“That very day… two of Jesus’ disciples were going to a village seven miles from Jerusalem called Emmaus…”
Seven miles—or sixty stades. Not an impossible distance, but not insignificant either. Long enough for conversation, for confusion, for disappointment to ripen into something like resignation.
It is a journey measured not merely in distance, but in interpretation.
For along these miles, Scripture is opened, hearts are stirred, and bread is broken—until what was unseen becomes unmistakably present.
I did not go to the crowded, expectant, diocesan Mass—the one that asked something of me beyond my routine, beyond my preference. Instead, I drove some miles out of Amarillo, away from expectation and into familiarity—to the Capuchin Poor Clare Monastery.
And there, I found something I had not entirely expected:
I saw my father again, not in flesh but in recollection—standing beside me in that earlier monastery on Spring Street. Coffee afterward. Conversation. A rhythm that had once seemed ordinary and now feels almost sacramental.
Even the land spoke: a pasture that invited imagination, where I could almost see him planting flowers again, coaxing beauty out of bare ground.
And in that small, quiet chapel, I recognized something else:
Not just the past. Not just the place. But Christ.
In the breaking of the bread, as surely as those travelers at Emmaus.
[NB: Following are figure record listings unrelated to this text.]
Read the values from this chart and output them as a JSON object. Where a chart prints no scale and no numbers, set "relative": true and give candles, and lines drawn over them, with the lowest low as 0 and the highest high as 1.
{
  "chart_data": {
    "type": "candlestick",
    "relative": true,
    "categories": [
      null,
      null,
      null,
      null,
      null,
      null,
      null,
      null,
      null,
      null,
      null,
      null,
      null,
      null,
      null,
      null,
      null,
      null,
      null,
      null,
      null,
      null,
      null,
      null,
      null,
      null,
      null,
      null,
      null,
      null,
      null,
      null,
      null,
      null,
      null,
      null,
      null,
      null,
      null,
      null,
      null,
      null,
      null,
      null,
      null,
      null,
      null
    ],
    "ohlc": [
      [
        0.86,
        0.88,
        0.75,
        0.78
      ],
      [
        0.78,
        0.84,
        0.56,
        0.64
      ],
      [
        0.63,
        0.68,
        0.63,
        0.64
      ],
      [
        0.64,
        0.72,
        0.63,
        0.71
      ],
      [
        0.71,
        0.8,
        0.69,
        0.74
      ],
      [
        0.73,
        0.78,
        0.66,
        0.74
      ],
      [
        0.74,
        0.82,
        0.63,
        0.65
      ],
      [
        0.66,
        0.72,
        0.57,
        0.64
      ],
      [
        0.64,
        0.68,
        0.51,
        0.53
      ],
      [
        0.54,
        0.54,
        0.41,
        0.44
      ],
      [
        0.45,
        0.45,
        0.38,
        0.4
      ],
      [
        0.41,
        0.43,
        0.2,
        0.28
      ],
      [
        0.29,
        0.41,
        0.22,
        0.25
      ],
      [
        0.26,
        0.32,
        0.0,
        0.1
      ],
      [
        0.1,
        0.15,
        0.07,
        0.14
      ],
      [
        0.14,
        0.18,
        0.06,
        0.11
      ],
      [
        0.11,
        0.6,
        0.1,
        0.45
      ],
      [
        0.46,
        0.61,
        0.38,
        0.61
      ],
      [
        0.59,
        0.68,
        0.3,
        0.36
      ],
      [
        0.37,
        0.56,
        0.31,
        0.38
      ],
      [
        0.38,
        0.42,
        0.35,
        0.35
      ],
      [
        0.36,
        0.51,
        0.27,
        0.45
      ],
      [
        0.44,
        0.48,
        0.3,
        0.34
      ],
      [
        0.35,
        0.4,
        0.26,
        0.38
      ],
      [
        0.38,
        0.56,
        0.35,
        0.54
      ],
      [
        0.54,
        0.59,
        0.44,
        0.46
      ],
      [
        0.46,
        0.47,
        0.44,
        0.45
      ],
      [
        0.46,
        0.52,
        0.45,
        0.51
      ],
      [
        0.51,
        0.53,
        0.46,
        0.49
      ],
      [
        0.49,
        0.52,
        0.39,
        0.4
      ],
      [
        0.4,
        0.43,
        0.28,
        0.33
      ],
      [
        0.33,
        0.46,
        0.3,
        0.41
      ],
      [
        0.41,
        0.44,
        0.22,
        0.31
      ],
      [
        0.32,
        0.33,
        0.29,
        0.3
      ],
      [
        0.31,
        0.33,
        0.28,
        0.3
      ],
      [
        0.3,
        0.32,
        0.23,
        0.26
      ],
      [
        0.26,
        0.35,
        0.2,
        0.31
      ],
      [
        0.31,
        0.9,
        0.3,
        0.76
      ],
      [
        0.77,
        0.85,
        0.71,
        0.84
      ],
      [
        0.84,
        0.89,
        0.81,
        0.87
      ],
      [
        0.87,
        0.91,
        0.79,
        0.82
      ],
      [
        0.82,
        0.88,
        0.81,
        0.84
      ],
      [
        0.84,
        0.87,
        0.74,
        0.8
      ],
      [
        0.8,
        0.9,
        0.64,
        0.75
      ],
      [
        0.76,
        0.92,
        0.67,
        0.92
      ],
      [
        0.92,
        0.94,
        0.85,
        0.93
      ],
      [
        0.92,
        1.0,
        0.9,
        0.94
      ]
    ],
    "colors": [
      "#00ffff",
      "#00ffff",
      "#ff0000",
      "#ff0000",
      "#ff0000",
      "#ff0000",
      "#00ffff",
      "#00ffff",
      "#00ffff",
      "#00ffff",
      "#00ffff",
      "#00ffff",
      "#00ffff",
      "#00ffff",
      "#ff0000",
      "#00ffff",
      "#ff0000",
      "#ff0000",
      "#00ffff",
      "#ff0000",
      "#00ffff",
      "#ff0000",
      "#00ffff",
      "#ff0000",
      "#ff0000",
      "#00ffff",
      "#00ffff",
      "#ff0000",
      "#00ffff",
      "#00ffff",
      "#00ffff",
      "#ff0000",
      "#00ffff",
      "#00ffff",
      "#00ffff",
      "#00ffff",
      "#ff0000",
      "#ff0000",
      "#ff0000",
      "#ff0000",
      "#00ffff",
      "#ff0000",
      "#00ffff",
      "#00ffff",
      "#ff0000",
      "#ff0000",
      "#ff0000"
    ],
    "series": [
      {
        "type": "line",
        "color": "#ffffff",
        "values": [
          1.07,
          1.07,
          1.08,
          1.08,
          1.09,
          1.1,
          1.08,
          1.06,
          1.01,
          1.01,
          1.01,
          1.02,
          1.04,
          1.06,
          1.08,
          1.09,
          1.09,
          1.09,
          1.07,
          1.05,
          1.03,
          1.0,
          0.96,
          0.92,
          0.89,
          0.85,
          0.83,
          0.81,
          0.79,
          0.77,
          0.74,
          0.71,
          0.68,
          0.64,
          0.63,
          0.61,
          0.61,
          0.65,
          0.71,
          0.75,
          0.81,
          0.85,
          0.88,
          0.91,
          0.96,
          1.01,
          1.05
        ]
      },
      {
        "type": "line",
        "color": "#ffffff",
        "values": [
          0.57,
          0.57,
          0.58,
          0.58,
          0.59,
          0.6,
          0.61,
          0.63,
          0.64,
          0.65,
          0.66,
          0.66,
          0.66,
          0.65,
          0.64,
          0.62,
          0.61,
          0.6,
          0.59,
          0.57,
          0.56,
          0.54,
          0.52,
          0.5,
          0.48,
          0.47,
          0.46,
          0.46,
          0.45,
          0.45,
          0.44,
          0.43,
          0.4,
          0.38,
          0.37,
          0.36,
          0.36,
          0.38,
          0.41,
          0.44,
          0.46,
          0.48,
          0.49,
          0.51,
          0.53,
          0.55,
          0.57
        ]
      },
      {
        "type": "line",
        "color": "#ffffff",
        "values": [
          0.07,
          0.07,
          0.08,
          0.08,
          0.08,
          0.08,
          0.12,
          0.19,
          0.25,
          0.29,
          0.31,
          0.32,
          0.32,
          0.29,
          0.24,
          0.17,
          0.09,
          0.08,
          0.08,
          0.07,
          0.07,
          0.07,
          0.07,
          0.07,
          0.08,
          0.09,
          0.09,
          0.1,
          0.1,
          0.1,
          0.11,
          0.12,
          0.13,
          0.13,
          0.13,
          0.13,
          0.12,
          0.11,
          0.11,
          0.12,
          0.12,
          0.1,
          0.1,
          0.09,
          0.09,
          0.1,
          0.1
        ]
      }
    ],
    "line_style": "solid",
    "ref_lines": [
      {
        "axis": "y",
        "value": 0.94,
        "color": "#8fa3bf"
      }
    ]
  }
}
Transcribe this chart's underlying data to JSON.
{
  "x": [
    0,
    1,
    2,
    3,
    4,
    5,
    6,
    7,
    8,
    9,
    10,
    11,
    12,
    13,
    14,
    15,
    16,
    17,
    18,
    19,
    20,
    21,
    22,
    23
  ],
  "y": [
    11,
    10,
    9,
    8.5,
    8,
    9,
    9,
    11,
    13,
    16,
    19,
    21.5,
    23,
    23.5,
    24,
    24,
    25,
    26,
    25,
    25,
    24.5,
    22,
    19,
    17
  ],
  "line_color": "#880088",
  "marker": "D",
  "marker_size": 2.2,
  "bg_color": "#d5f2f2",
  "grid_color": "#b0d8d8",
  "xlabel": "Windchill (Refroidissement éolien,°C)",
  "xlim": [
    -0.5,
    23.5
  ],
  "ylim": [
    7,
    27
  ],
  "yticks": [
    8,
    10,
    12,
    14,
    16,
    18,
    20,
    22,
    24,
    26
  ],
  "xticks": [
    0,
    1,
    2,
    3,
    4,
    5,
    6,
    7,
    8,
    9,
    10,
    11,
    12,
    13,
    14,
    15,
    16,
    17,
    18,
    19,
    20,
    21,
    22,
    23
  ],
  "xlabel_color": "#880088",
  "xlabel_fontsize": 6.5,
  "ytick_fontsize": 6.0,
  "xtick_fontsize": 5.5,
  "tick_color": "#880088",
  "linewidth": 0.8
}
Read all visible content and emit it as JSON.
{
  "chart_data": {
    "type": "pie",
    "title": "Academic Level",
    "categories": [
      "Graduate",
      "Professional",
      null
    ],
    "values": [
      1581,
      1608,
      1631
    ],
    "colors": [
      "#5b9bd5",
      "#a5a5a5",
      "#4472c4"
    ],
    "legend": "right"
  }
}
And yet, here lies the gentle tension:
The disciples did not meet Jesus by avoiding the road—but on it. They did not choose the safer path—but the one they were already walking, even in confusion.
The Christian life is not a question of how far one travels, but of Who one meets along the way.
Miles are a curious thing. They give the illusion of progress while revealing very little about direction.
A man may travel seven miles away from Jerusalem—and yet arrive at Christ. Another may stand still in Jerusalem—and miss Him entirely.
The joke, as always, is divine:
Christ is not waiting at the destination, but walking in the conversation.
The disciples did not recognize Him in the miles—they recognized Him in the breaking.
And perhaps this is my lesson:
The miles I choose matter less than whether I am willing to see Him when He appears.
5. Actio — In Light of Laudato Si’ and Synodality
Saint Therese of Lisieux invites us to practise the little way of love, not to miss out on a kind word, a smile or any small gesture which sows peace and friendship.
Laudato si’ reminds me that journeying is not solitary. We are meant to walk together, to listen, to recognize Christ not only in memory or solitude, but in communion.
Action:
This week, I will take one intentional step with others—attending, participating, or accompanying—even when it stretches my preferences. I will not only walk my own miles, but share them.
For Synodality is not walking farther— it is walking together.
A journey measured in miles may conceal a deeper journey measured in meaning. The real distance is not between places—but between recognition and blindness.
8. Poetic Verse
I walked the road I chose myself, through memory and grace— and found, within familiar miles, a long-forgotten face.
Yet still He walks the harder road I hesitate to tread— not waiting at the journey’s end, but speaking as I’m led.
O let me know Him, mile by mile, not only where I roam— but in the breaking of the bread, that turns all roads to home.